Yarn is more general than MapReduce in fact MapReduce is just one type YARN application. The best thing about YARN design is that different YARN Applications can coexist on the same cluster. It is also possible for users to run different versions of MapReduce on the same YARN cluster, which makes the process of upgrading MapReduce more manageable. MapReduce on YARN involves more entities than classic MapReduce(MapReduce 1).They are:

The client
The YARN Resource Manager
The YARN Node Manager
The MapReduce Application Master
The Distributed Filesystem

The process of running a job is shown below.

Job Submission

Step 1 in figure:The submit() method on Job creates an internal Jobsubmitter instance and calls submitJobInternal() on it.The job submission process implemented by Jobsubmitter does the following.
Step 2:Asks the resource manager a new job Id.
Step 3:Checks the output specification of the job,Computes input splits,Copies job resources (job JAR ,configuration,and split information)to HDFS.
Step 4:Finally, the job is submitted by calling submitApplication() on the resource manager.

Job Intitialization

Step 5a and 5b: When the resource manager receives a call to its submitApplication(), it hands off the request to the scheduler.The scheduler allocates a container,and the resource manager then launches the application master's process there , under the node manager's management.
Step 6:The application master initializes job by creating a number of book keeping objects to keep track of the job's progress,as it will receive progress and completion reports from the tasks.
Step 7:Then it receives the input splits computed in the client from the shared filesystem.

Task Assignment

Step 8: If the job does not qualify for running as uber task, then the application master requestes containers for all the map and reduce rasks in the job from resource manager.

Note: All requests includes inforamation about each map task's data locality, in particular the hosts and coressponding racks that the input split resides on.The scheduler uses this info to make scheduling decesions.How? It attempts to place tasks on data-local nodes(in the ideal case), but if this is not possible, it prefers rack-local placement to non=local placement.

Task Execution

Step 9a and 9b: After a container has been assigned to the task by resource manager's scheduler, the application master starts the container by contacting the node manager.
Step 10:The task is executed by a Java application whose main class is YarnChild. Before running the task it localizes the resources that task needs, which includes the job configuration and JAR file and any files from distributed cache.
Step 11: Finally, it runs the map or reduce task

Note: Unlike MapReduce 1 YARN does not suppoert JVM reuse,so each task runs in a new JVM.Streaming and Pipes programs work in the same way as MapReduce 1.The YarnChild launches the Streaming or Pipes process and communicates with it using standard input/output or a socket(respectively).

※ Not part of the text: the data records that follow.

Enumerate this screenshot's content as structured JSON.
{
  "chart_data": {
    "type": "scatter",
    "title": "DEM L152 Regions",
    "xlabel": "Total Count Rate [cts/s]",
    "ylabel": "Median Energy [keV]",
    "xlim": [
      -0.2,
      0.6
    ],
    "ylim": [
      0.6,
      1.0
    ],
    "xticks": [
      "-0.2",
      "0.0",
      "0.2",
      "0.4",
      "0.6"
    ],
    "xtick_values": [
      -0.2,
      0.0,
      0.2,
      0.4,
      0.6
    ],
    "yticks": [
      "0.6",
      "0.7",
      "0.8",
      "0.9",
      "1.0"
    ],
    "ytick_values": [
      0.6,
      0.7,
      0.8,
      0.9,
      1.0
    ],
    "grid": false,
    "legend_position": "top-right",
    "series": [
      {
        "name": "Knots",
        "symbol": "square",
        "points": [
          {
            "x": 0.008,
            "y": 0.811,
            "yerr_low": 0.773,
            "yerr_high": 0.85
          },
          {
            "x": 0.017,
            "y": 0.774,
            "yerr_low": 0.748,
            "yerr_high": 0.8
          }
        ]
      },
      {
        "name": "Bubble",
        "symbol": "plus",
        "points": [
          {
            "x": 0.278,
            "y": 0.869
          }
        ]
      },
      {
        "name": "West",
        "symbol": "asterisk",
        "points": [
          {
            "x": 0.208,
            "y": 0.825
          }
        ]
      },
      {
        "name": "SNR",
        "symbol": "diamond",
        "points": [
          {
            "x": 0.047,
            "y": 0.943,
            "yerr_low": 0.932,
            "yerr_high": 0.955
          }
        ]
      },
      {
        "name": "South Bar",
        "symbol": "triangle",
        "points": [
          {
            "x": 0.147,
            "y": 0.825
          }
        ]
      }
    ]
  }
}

Progress and status updates

When running under YARN , the task reports its progress and status back to its application master,which has an aggregate view of the job,every three seconds over the umbilical interface.The clients polls the appkiaction master every second to receive progress updates,which are usually displayed to the user.

Job Completion

Every five seconds the client checks whether the job has completed by calling the waitForCompletion() method on Job.The polling interval can be set via the mapreduce.client.completon.pollinterval configuration property. On job completion,the applcation master and the task containers clean up their working stste , and the OutputCommitter's job cleanup method is called.Job information is archived by the job history server to enable later interrogation b users if desired.